活性酸素ことはじめ
東京都中野区・日野浦歯科医院
日野浦光(歯科医師)

活性酸素とは・・・

活性酸素とは,酸素が化学的活性をもって強い酸化性を帯びたもの,およびその関連物質の総称です。狭義には酸素分子が水に還元される過程において生じる反応性の高い分子種,スーパーオキサイドアニオンラジカル(O2−),過酸化水素(H2O2),ヒドロキシラジカル(OH),および紫外線照射によって生成される一重項酸素(1O2)をさしますが,広義にはほかの各種物質も含みます。

体内で発生する活性酸素

ヒトが生命活動を営むためには,毎日の食事で約2,000kcalの食物を摂取することが必要とされています.この栄養素が消化・吸収され,細胞内小器官であるミトコンドリアで生物エネルギーATP(アデノシン3リン酸)が作られるのですが,このとき500Lという多量の酸素が消費されます。この酸素を私たちは呼吸により体内に取り入れていますが,体内に吸収された酸素のうちの数%は活性酸素に変化します。
活性酸素の功罪

生体内で作られた活性酸素は酸化力が大変強いため,細胞膜の構成要素である多価不飽和脂肪酸やヘモタンパク,およびDNAを破壊してしまいます3).それゆえ,感染症を除き,生活習慣病をはじめとする病気の90%が活性酸素による細胞の損傷が原因とされています。
なお,活性酸素の働きは悪いことばかりではなく,わずかなレベルの活性酸素は逆に細胞分裂を促進する側面もあります。
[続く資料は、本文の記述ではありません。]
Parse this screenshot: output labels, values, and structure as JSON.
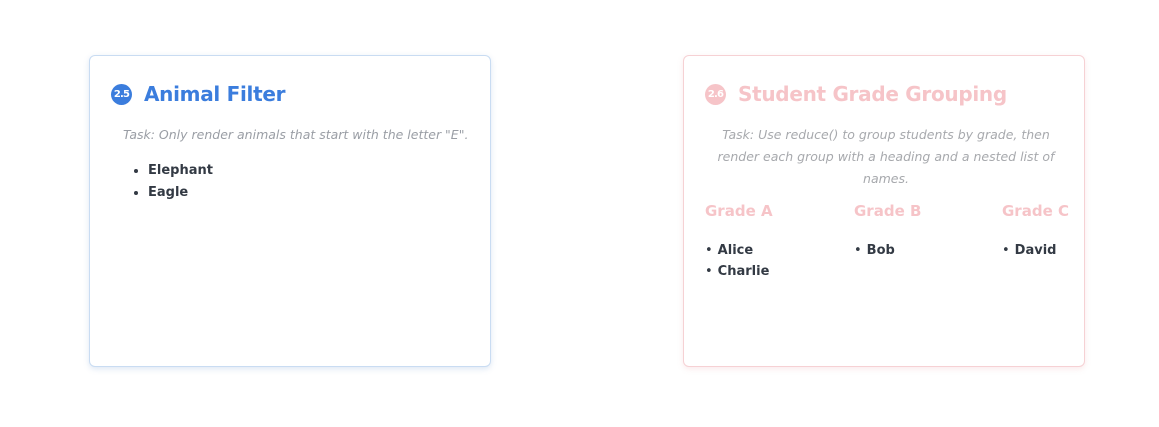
{
  "cards": {
    "animal_filter": {
      "number": "2.5",
      "title": "Animal Filter",
      "task": "Task: Only render animals that start with the letter \"E\".",
      "animals": [
        "Elephant",
        "Eagle"
      ],
      "accent_color": "#3b7ddd"
    },
    "student_grades": {
      "number": "2.6",
      "title": "Student Grade Grouping",
      "task": "Task: Use reduce() to group students by grade, then render each group with a heading and a nested list of names.",
      "accent_color": "#f6c4c8",
      "groups": [
        {
          "heading": "Grade A",
          "names": [
            "Alice",
            "Charlie"
          ]
        },
        {
          "heading": "Grade B",
          "names": [
            "Bob"
          ]
        },
        {
          "heading": "Grade C",
          "names": [
            "David"
          ]
        }
      ]
    }
  }
}
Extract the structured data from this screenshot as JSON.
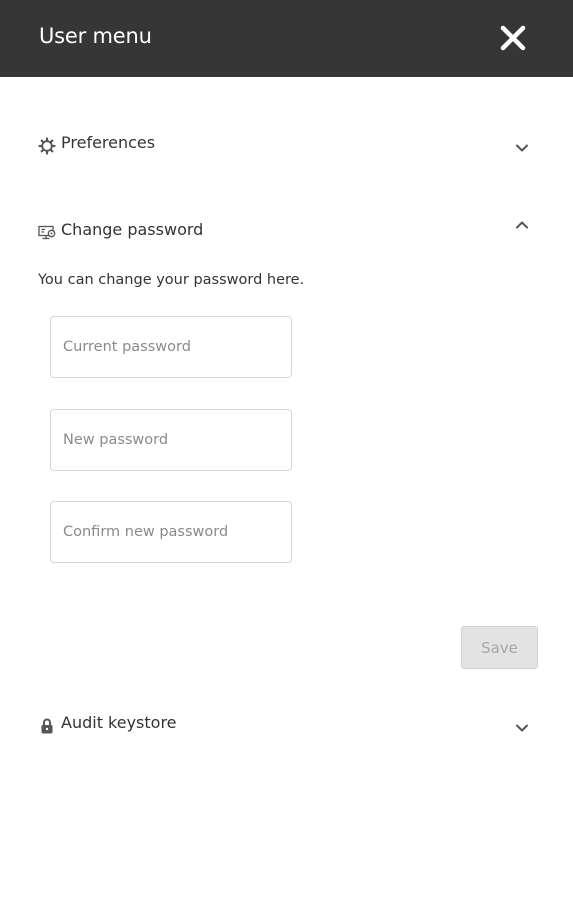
{
  "header": {
    "title": "User menu",
    "close_icon": "close-icon"
  },
  "sections": {
    "preferences": {
      "label": "Preferences",
      "icon": "gear-icon",
      "expanded": false
    },
    "change_password": {
      "label": "Change password",
      "icon": "password-icon",
      "expanded": true,
      "description": "You can change your password here.",
      "fields": {
        "current": {
          "placeholder": "Current password",
          "value": ""
        },
        "new": {
          "placeholder": "New password",
          "value": ""
        },
        "confirm": {
          "placeholder": "Confirm new password",
          "value": ""
        }
      },
      "save_label": "Save",
      "save_enabled": false
    },
    "audit_keystore": {
      "label": "Audit keystore",
      "icon": "lock-icon",
      "expanded": false
    }
  },
  "colors": {
    "header_bg": "#363636",
    "header_text": "#ffffff",
    "text": "#333333",
    "placeholder": "#8a8a8a",
    "border": "#d6d6d6",
    "disabled_button_bg": "#e3e3e3",
    "disabled_button_text": "#a6a6a6"
  }
}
また,細胞相互の情報伝達に大きな役割を果たしています。さらには,ウイルスや細菌から身を守るための免疫機能も,活性酸素レベルの上昇によって起こる構造になっています。このように,活性酸素は生体にうまく取り込まれて有益な道具となる側面もありますので、生体における活性酸素の有用性を無視して,ただ消去すればよいという考えでは矛盾が生じます。
生体独自の抗酸化システム

活性酸素はミトコンドリアの活動がさかんになるにつれて増加しますし,さまざまなストレスが細胞に加えられた際にも発生し,その酸化力により生体(具体的にはDNAレベルで)にさまざまな弊害をもたらします。そこで,生体は必要に応じて活性酸素の毒性を消すための「生体の抗酸化システム」を発展させました。つまり,活性酸素の毒性を消去するための抗酸化物質を作り出しました。この抗酸化物質をスカベンジャーとよんでいます。
スカベンジャーのなかで代表的なものに酵素の仲間であるスーパーオキシドジスムタ−ゼ(SOD),カタラーゼ,グルタチオンペルオキシダーゼがあります。また,生体はビタミンEやビタミンC,カロチンなど各種の抗酸化物質と連動することで活性酸素を消去し,バランスを保っています。スカベンジャーを医療に応用するうえで大切なことは,生体内での全体的な酸化・抗酸化のバランスを崩さないことにあります。